Je suivis M. Goethe et l'engageai à venir dîner chez moi. En rentrant, j'écrivis cette première conversation, et pendant le dîner, je m'assurai par les différentes questions que je lui fis, que telle que je l'écris ici, elle est parfaitement exacte. En sortant de table, M. Goethe se rendit au spectacle; je mettais de l'intérêt à ce qu'il fût près du théâtre et cela était assez difficile, parce que les têtes couronnées occupaient sur des fauteuils le premier rang; les princes héréditaires pressés sur des chaises, remplissaient le second; et toutes les banquettes qui étaient derrière eux étaient couvertes de ministres et de princes médiatisés. Je confiai donc M. Goethe à Dazincourt qui, sans blesser aucune convenance trouva le moyen de le bien placer.
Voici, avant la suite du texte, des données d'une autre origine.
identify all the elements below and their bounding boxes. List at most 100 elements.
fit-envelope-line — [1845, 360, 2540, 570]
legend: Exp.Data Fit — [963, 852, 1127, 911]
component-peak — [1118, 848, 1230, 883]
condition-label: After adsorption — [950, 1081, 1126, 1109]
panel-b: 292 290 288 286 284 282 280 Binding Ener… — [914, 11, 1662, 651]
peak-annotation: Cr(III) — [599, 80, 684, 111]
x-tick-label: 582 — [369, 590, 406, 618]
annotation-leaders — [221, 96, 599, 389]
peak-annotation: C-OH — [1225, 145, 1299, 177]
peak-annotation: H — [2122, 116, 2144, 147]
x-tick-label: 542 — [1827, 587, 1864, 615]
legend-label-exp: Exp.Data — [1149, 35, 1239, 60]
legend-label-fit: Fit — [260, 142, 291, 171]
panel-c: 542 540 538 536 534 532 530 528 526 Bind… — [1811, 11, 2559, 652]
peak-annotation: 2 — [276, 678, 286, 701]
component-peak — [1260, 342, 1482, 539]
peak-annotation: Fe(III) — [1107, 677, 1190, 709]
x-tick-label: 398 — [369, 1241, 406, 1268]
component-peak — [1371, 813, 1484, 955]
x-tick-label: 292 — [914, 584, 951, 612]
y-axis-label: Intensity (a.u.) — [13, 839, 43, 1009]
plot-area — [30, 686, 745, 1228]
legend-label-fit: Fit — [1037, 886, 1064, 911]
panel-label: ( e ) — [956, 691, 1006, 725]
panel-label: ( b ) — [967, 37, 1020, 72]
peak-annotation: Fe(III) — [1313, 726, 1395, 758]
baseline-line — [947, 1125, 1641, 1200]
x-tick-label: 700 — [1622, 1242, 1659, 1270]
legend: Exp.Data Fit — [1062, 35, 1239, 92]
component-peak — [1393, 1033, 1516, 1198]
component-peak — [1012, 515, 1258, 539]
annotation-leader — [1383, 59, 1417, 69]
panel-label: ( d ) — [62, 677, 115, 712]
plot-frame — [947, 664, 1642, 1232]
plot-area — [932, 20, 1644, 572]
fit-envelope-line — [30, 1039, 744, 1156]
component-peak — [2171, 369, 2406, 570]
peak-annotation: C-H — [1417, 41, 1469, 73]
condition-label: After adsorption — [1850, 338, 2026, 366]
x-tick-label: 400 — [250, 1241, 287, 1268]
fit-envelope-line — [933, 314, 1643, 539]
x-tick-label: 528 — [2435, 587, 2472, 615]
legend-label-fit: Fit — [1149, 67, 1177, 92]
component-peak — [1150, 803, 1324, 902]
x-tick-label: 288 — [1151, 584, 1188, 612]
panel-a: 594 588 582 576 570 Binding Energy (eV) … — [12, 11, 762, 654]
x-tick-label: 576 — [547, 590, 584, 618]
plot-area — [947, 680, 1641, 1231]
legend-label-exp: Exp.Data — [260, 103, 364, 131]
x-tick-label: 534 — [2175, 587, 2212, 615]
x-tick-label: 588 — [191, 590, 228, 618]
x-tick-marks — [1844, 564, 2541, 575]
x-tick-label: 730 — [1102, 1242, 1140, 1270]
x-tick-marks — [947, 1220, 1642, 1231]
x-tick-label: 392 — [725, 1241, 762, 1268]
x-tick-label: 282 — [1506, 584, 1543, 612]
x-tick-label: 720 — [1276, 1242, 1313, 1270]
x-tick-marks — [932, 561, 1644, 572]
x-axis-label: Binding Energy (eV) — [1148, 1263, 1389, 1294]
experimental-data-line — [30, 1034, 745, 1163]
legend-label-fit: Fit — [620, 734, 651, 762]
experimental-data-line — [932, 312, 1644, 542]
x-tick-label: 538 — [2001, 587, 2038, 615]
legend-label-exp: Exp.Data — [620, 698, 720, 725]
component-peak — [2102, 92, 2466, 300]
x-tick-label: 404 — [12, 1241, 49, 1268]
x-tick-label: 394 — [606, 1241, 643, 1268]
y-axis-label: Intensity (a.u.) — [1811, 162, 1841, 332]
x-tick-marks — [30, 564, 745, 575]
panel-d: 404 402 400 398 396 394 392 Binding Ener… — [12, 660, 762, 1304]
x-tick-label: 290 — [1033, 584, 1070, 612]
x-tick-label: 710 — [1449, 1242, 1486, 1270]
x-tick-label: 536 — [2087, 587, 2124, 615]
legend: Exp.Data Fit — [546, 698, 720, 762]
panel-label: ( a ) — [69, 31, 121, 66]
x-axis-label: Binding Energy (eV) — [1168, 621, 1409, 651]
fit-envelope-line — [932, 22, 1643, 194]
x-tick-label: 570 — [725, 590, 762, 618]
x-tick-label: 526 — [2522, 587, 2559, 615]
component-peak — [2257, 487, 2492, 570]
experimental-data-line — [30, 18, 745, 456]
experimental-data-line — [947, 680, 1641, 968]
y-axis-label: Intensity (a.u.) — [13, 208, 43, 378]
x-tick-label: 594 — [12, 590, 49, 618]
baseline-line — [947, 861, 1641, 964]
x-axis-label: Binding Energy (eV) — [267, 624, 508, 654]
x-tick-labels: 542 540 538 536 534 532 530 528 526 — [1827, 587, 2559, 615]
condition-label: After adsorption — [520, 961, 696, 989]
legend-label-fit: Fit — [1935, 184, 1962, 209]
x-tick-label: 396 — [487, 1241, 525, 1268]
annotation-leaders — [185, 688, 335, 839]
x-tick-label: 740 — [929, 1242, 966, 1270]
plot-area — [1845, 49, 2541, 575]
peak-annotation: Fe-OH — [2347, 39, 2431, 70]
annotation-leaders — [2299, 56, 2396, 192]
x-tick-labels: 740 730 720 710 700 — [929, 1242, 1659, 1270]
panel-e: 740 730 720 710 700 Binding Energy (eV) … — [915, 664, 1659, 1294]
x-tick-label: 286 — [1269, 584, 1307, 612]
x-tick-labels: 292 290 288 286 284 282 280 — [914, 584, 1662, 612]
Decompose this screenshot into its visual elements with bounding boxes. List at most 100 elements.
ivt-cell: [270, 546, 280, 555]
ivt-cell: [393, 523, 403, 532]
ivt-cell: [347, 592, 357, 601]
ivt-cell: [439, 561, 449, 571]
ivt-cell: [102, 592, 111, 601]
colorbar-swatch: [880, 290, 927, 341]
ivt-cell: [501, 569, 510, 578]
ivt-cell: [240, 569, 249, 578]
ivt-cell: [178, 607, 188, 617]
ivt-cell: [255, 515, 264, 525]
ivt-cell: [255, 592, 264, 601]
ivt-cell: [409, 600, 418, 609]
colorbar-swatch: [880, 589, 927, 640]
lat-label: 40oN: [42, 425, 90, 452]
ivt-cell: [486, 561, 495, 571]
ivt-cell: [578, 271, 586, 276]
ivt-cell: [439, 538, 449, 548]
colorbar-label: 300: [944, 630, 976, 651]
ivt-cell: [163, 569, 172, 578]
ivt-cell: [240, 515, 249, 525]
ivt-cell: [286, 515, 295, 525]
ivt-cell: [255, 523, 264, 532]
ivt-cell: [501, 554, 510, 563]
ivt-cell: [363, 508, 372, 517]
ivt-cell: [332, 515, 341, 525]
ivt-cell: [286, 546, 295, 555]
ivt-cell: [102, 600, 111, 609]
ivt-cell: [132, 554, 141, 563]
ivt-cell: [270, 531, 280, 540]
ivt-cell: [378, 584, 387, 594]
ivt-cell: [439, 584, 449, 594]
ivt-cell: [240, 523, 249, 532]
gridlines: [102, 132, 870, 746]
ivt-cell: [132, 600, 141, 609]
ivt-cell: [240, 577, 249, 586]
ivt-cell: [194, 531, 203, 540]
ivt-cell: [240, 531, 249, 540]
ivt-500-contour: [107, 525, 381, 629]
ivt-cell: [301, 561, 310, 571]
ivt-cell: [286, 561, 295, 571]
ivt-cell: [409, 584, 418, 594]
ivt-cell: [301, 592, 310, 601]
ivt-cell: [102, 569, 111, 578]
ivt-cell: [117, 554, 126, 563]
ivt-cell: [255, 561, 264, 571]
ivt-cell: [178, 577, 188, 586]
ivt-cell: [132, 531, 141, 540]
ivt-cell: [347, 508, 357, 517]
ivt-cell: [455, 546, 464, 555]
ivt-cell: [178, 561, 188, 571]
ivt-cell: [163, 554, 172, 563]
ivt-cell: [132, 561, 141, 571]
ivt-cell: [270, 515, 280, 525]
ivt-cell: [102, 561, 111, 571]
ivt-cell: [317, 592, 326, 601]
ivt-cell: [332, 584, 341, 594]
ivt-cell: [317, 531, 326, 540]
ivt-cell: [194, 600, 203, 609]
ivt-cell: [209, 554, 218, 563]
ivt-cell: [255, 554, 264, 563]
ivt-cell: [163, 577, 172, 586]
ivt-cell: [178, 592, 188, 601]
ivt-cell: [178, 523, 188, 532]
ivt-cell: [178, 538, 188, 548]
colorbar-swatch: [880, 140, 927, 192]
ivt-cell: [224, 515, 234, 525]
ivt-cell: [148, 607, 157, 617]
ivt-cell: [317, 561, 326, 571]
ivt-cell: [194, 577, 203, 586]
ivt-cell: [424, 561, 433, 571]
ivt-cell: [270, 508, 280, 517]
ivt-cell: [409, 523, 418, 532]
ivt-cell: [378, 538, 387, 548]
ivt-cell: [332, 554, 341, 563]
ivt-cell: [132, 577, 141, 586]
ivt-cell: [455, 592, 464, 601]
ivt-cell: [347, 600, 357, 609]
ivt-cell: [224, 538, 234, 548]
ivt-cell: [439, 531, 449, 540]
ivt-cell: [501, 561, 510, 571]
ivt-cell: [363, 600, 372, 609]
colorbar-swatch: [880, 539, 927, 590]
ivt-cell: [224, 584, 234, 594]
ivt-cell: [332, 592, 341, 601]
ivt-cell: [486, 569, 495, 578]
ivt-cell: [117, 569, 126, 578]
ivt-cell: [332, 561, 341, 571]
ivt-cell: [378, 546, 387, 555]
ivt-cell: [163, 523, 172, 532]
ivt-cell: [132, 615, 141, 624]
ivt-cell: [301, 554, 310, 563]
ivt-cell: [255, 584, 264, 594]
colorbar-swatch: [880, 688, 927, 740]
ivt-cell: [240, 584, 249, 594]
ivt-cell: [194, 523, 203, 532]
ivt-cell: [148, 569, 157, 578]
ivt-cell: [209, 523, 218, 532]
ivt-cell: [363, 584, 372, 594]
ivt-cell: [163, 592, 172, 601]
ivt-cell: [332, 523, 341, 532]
Le choix des pièces de ces spectacles d'Erfurt avait été fait avec un grand soin et beaucoup d'art. Tous les sujets étaient pris dans les temps héroïques ou dans les grands événements de l'histoire. La pensée de Napoléon en faisant paraître les temps héroïques sur la scène, avait été de dépayser toute cette ancienne noblesse allemande au milieu de laquelle il était, et de la transporter par l'imagination dans d'autres régions, où passaient sous ses yeux des hommes grands par eux-mêmes, fabuleux par leurs actions, créateurs de leur race et prétendant tirer leur origine des dieux.
Dans les pièces tirées de l'histoire dont il avait ordonné la représentation, la politique de quelque principal personnage rappelait toujours des circonstances analogues qui se présentaient journellement, depuis qu'il avait apparu, lui, sur le théâtre du monde; et cela devenait le sujet d'une foule de flatteuses applications. La haine de Mithridate contre les Romains rappelait la haine de Napoléon contre l'Angleterre, et à ces vers:
Ne vous figurez pas que de cette contrée, Par d'éternels remparts, Rome soit séparée; Je sais tous les chemins par où je dois passer, Et si la mort bientôt ne vient me traverser, etc[554].
[554] _Mithridate_, acte III, scène I.
On répétait autour de lui à voix basse: «Oui, il sait tous les chemins par où il faut passer; qu'on y prenne garde, oui, il les connaît tous.»
Les idées d'immortalité, de gloire, de valeur, de fatalité, qui, dans _Iphigénie_ reviennent continuellement, ou comme idée principale, ou comme idée accessoire, servaient sa pensée dominante qui était d'étonner sans cesse ceux qui l'approchaient.
Talma avait reçu l'ordre de prononcer doucement cette belle tirade:
L'honneur parle, il suffit, ce sont là nos oracles. Les dieux sont de nos jours les maîtres souverains, Mais, seigneur, notre gloire est dans nos propres mains, Pourquoi nous tourmenter de leurs ordres suprêmes? Ne songeons qu'à nous rendre immortels comme eux-mêmes, Et laissant faire au sort, courons où la valeur Nous promet un destin aussi grand que le leur, etc[555].
[555] _Iphigénie_, acte I, scène II.